The 70-year-old real estate goldmine has been the bone of contention between the two for years with Dina writing to the Indian government and requesting that the property be handed over to her.
Now in a diplomatic masterstroke, Delhi has decided to turn the spectacular 2.5-acre villa overlooking the Arabian Sea in the Malabar Hills area into an art and cultural centre for Saarc nations.
“We expect the centre to be thrown open to the public on August 15 this year to coincide with India’s 60th anniversary celebrations,” Sanjeev Kohli, deputy director, Indian Council for Cultural Relations (ICCR), told agencies today.
The hub would be called the South Asian Centre for Arts and Culture and would be one of its kind in South Asia.
The villa, which was the official residence of the British deputy high commissioner, is currently held by the ICCR.
“Jinnah House is in a dilapidated state right now, but it is still a magnificent structure. Restoration work will begin from February,” said Tasneem Mehta, convener of Indian National Trust for Cultural Heritage (Intach), which has been entrusted with conceptual planning and execution of the project.

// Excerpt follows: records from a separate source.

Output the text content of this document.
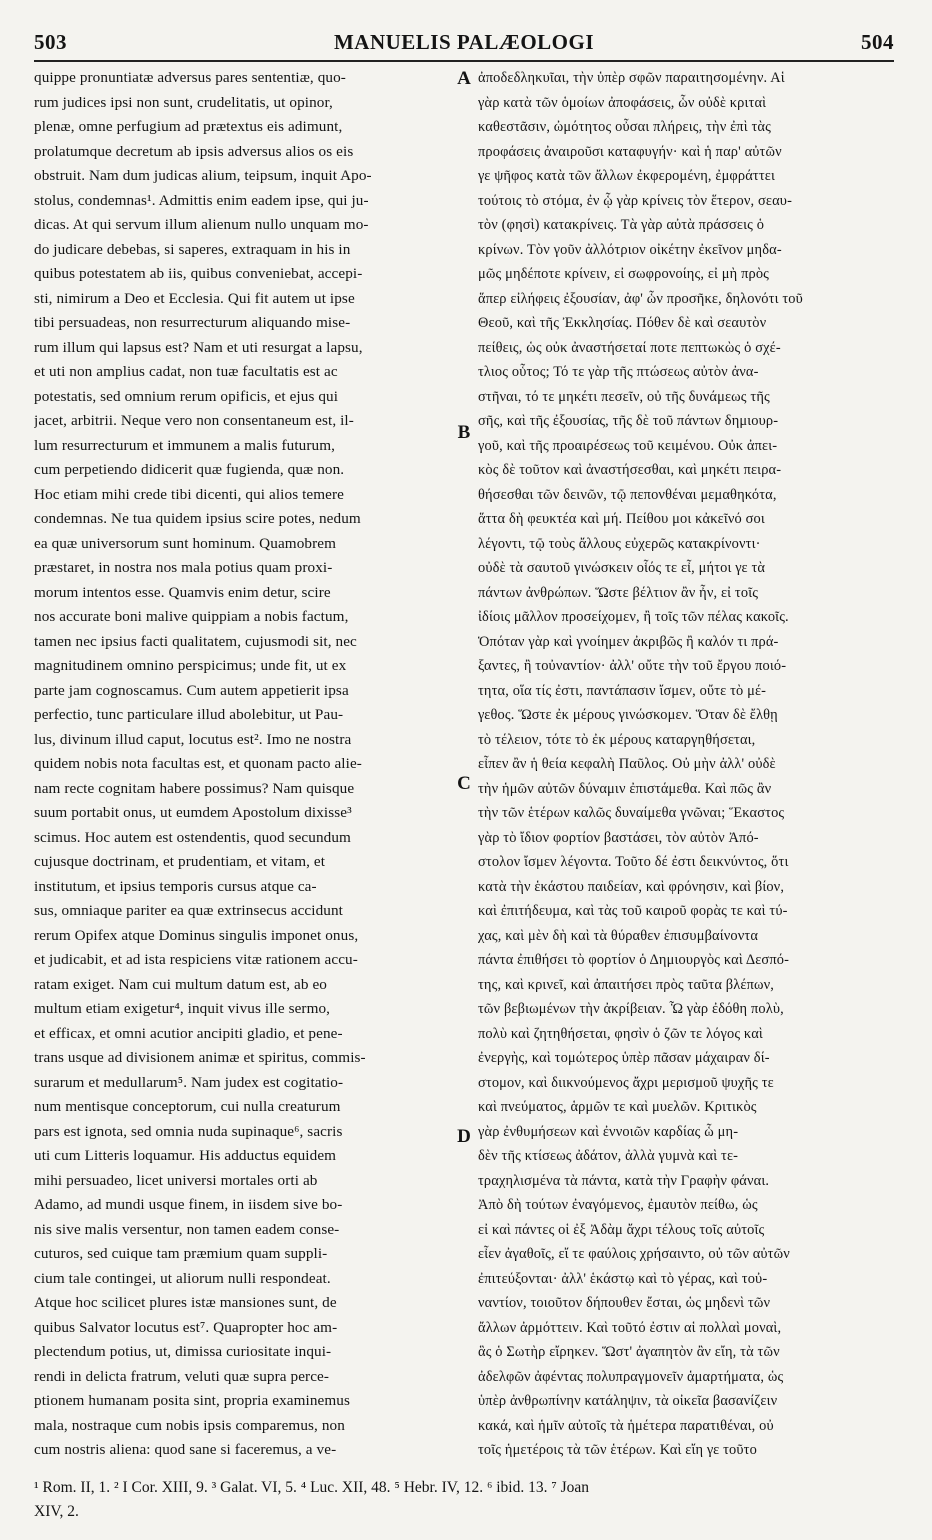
503	MANUELIS PALÆOLOGI	504
quippe pronuntiatæ adversus pares sententiæ, quo-
rum judices ipsi non sunt, crudelitatis, ut opinor,
plenæ, omne perfugium ad prætextus eis adimunt,
prolatumque decretum ab ipsis adversus alios os eis
obstruit. Nam dum judicas alium, teipsum, inquit Apo-
stolus, condemnas¹. Admittis enim eadem ipse, qui ju-
dicas. At qui servum illum alienum nullo unquam mo-
do judicare debebas, si saperes, extraquam in his in
quibus potestatem ab iis, quibus conveniebat, accepi-
sti, nimirum a Deo et Ecclesia. Qui fit autem ut ipse
tibi persuadeas, non resurrecturum aliquando mise-
rum illum qui lapsus est? Nam et uti resurgat a lapsu,
et uti non amplius cadat, non tuæ facultatis est ac
potestatis, sed omnium rerum opificis, et ejus qui
jacet, arbitrii. Neque vero non consentaneum est, il-
lum resurrecturum et immunem a malis futurum,
cum perpetiendo didicerit quæ fugienda, quæ non.
Hoc etiam mihi crede tibi dicenti, qui alios temere
condemnas. Ne tua quidem ipsius scire potes, nedum
ea quæ universorum sunt hominum. Quamobrem
præstaret, in nostra nos mala potius quam proxi-
morum intentos esse. Quamvis enim detur, scire
nos accurate boni malive quippiam a nobis factum,
tamen nec ipsius facti qualitatem, cujusmodi sit, nec
magnitudinem omnino perspicimus; unde fit, ut ex
parte jam cognoscamus. Cum autem appetierit ipsa
perfectio, tunc particulare illud abolebitur, ut Pau-
lus, divinum illud caput, locutus est². Imo ne nostra
quidem nobis nota facultas est, et quonam pacto alie-
nam recte cognitam habere possimus? Nam quisque
suum portabit onus, ut eumdem Apostolum dixisse³
scimus. Hoc autem est ostendentis, quod secundum
cujusque doctrinam, et prudentiam, et vitam, et
institutum, et ipsius temporis cursus atque ca-
sus, omniaque pariter ea quæ extrinsecus accidunt
rerum Opifex atque Dominus singulis imponet onus,
et judicabit, et ad ista respiciens vitæ rationem accu-
ratam exiget. Nam cui multum datum est, ab eo
multum etiam exigetur⁴, inquit vivus ille sermo,
et efficax, et omni acutior ancipiti gladio, et pene-
trans usque ad divisionem animæ et spiritus, commis-
surarum et medullarum⁵. Nam judex est cogitatio-
num mentisque conceptorum, cui nulla creaturum
pars est ignota, sed omnia nuda supinaque⁶, sacris
uti cum Litteris loquamur. His adductus equidem
mihi persuadeo, licet universi mortales orti ab
Adamo, ad mundi usque finem, in iisdem sive bo-
nis sive malis versentur, non tamen eadem conse-
cuturos, sed cuique tam præmium quam suppli-
cium tale contingei, ut aliorum nulli respondeat.
Atque hoc scilicet plures istæ mansiones sunt, de
quibus Salvator locutus est⁷. Quapropter hoc am-
plectendum potius, ut, dimissa curiositate inqui-
rendi in delicta fratrum, veluti quæ supra perce-
ptionem humanam posita sint, propria examinemus
mala, nostraque cum nobis ipsis comparemus, non
cum nostris aliena: quod sane si faceremus, a ve-
A
B
C
D
ἀποδεδληκυῖαι, τὴν ὑπὲρ σφῶν παραιτησομένην. Αἱ
γὰρ κατὰ τῶν ὁμοίων ἀποφάσεις, ὧν οὐδὲ κριταὶ
καθεστᾶσιν, ὠμότητος οὖσαι πλήρεις, τὴν ἐπὶ τὰς
προφάσεις ἀναιροῦσι καταφυγήν· καὶ ἡ παρ' αὐτῶν
γε ψῆφος κατὰ τῶν ἄλλων ἐκφερομένη, ἐμφράττει
τούτοις τὸ στόμα, ἐν ᾧ γὰρ κρίνεις τὸν ἕτερον, σεαυ-
τὸν (φησὶ) κατακρίνεις. Τὰ γὰρ αὐτὰ πράσσεις ὁ
κρίνων. Τὸν γοῦν ἀλλότριον οἰκέτην ἐκεῖνον μηδα-
μῶς μηδέποτε κρίνειν, εἰ σωφρονοίης, εἰ μὴ πρὸς
ἅπερ εἰλήφεις ἐξουσίαν, ἀφ' ὧν προσῆκε, δηλονότι τοῦ
Θεοῦ, καὶ τῆς Ἐκκλησίας. Πόθεν δὲ καὶ σεαυτὸν
πείθεις, ὡς οὐκ ἀναστήσεταί ποτε πεπτωκὼς ὁ σχέ-
τλιος οὗτος; Τό τε γὰρ τῆς πτώσεως αὐτὸν ἀνα-
στῆναι, τό τε μηκέτι πεσεῖν, οὐ τῆς δυνάμεως τῆς
σῆς, καὶ τῆς ἐξουσίας, τῆς δὲ τοῦ πάντων δημιουρ-
γοῦ, καὶ τῆς προαιρέσεως τοῦ κειμένου. Οὐκ ἀπει-
κὸς δὲ τοῦτον καὶ ἀναστήσεσθαι, καὶ μηκέτι πειρα-
θήσεσθαι τῶν δεινῶν, τῷ πεπονθέναι μεμαθηκότα,
ἅττα δὴ φευκτέα καὶ μή. Πείθου μοι κἀκεῖνό σοι
λέγοντι, τῷ τοὺς ἄλλους εὐχερῶς κατακρίνοντι·
οὐδὲ τὰ σαυτοῦ γινώσκειν οἷός τε εἶ, μήτοι γε τὰ
πάντων ἀνθρώπων. Ὥστε βέλτιον ἂν ἦν, εἰ τοῖς
ἰδίοις μᾶλλον προσείχομεν, ἢ τοῖς τῶν πέλας κακοῖς.
Ὁπόταν γὰρ καὶ γνοίημεν ἀκριβῶς ἢ καλόν τι πρά-
ξαντες, ἢ τοὐναντίον· ἀλλ' οὔτε τὴν τοῦ ἔργου ποιό-
τητα, οἵα τίς ἐστι, παντάπασιν ἴσμεν, οὔτε τὸ μέ-
γεθος. Ὥστε ἐκ μέρους γινώσκομεν. Ὅταν δὲ ἔλθῃ
τὸ τέλειον, τότε τὸ ἐκ μέρους καταργηθήσεται,
εἶπεν ἂν ἡ θεία κεφαλὴ Παῦλος. Οὐ μὴν ἀλλ' οὐδὲ
τὴν ἡμῶν αὐτῶν δύναμιν ἐπιστάμεθα. Καὶ πῶς ἂν
τὴν τῶν ἑτέρων καλῶς δυναίμεθα γνῶναι; Ἕκαστος
γὰρ τὸ ἴδιον φορτίον βαστάσει, τὸν αὐτὸν Ἀπό-
στολον ἴσμεν λέγοντα. Τοῦτο δέ ἐστι δεικνύντος, ὅτι
κατὰ τὴν ἑκάστου παιδείαν, καὶ φρόνησιν, καὶ βίον,
καὶ ἐπιτήδευμα, καὶ τὰς τοῦ καιροῦ φορὰς τε καὶ τύ-
χας, καὶ μὲν δὴ καὶ τὰ θύραθεν ἐπισυμβαίνοντα
πάντα ἐπιθήσει τὸ φορτίον ὁ Δημιουργὸς καὶ Δεσπό-
της, καὶ κρινεῖ, καὶ ἀπαιτήσει πρὸς ταῦτα βλέπων,
τῶν βεβιωμένων τὴν ἀκρίβειαν. Ὧ γὰρ ἐδόθη πολὺ,
πολὺ καὶ ζητηθήσεται, φησὶν ὁ ζῶν τε λόγος καὶ
ἐνεργὴς, καὶ τομώτερος ὑπὲρ πᾶσαν μάχαιραν δί-
στομον, καὶ διικνούμενος ἄχρι μερισμοῦ ψυχῆς τε
καὶ πνεύματος, ἁρμῶν τε καὶ μυελῶν. Κριτικὸς
γὰρ ἐνθυμήσεων καὶ ἐννοιῶν καρδίας ὧ μη-
δὲν τῆς κτίσεως ἀδάτον, ἀλλὰ γυμνὰ καὶ τε-
τραχηλισμένα τὰ πάντα, κατὰ τὴν Γραφὴν φάναι.
Ἀπὸ δὴ τούτων ἐναγόμενος, ἐμαυτὸν πείθω, ὡς
εἰ καὶ πάντες οἱ ἐξ Ἀδὰμ ἄχρι τέλους τοῖς αὐτοῖς
εἶεν ἀγαθοῖς, εἴ τε φαύλοις χρήσαιντο, οὐ τῶν αὐτῶν
ἐπιτεύξονται· ἀλλ' ἑκάστῳ καὶ τὸ γέρας, καὶ τοὐ-
ναντίον, τοιοῦτον δήπουθεν ἔσται, ὡς μηδενὶ τῶν
ἄλλων ἀρμόττειν. Καὶ τοῦτό ἐστιν αἱ πολλαὶ μοναὶ,
ἃς ὁ Σωτὴρ εἴρηκεν. Ὥστ' ἀγαπητὸν ἂν εἴη, τὰ τῶν
ἀδελφῶν ἀφέντας πολυπραγμονεῖν ἁμαρτήματα, ὡς
ὑπὲρ ἀνθρωπίνην κατάληψιν, τὰ οἰκεῖα βασανίζειν
κακά, καὶ ἡμῖν αὐτοῖς τὰ ἡμέτερα παρατιθέναι, οὐ
τοῖς ἡμετέροις τὰ τῶν ἑτέρων. Καὶ εἴη γε τοῦτο
¹ Rom. II, 1. ² I Cor. XIII, 9. ³ Galat. VI, 5. ⁴ Luc. XII, 48. ⁵ Hebr. IV, 12. ⁶ ibid. 13. ⁷ Joan
XIV, 2.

A source in Intach’s Delhi headquarters said they were informed about the Jinnah House project last December.
But earlier this month, foreign minister Pranab Mukherjee gave nothing away when he talked about Jinnah House during his visit to Pakistan.
“I am fully aware of the sentiments of the people of Pakistan in regard to Jinnah House and I respect this sentiment. We are fully aware of the issue and we will try to resolve the issue as expeditiously as possible,” he had said.
Having fanned Pakistan’s hopes, the latest decision could ruffle a few feathers.
The restoration will be overseen by Mumbai architect Sam Kapadia. “We have to begin at the beginning. The house that has always been painted white has spectacular mosaic inlay work which I propose to keep.
“All three storeys have exquisite marble flooring. The elegant woodwork is in bad shape, but we will try to restore as much as we can. And we will revive the lush garden surrounding the house.”
Built in 1936-39 under Jinnah’s personal supervision and designed by architect Claude Blakey, Jinnah House had fallen into disrepair since controversy erupted over it.
“It… will have exhibition spaces, an audio-visual library, a concert hall, an open air performance area, a seminar room and a café,” Intach convener Mehta said.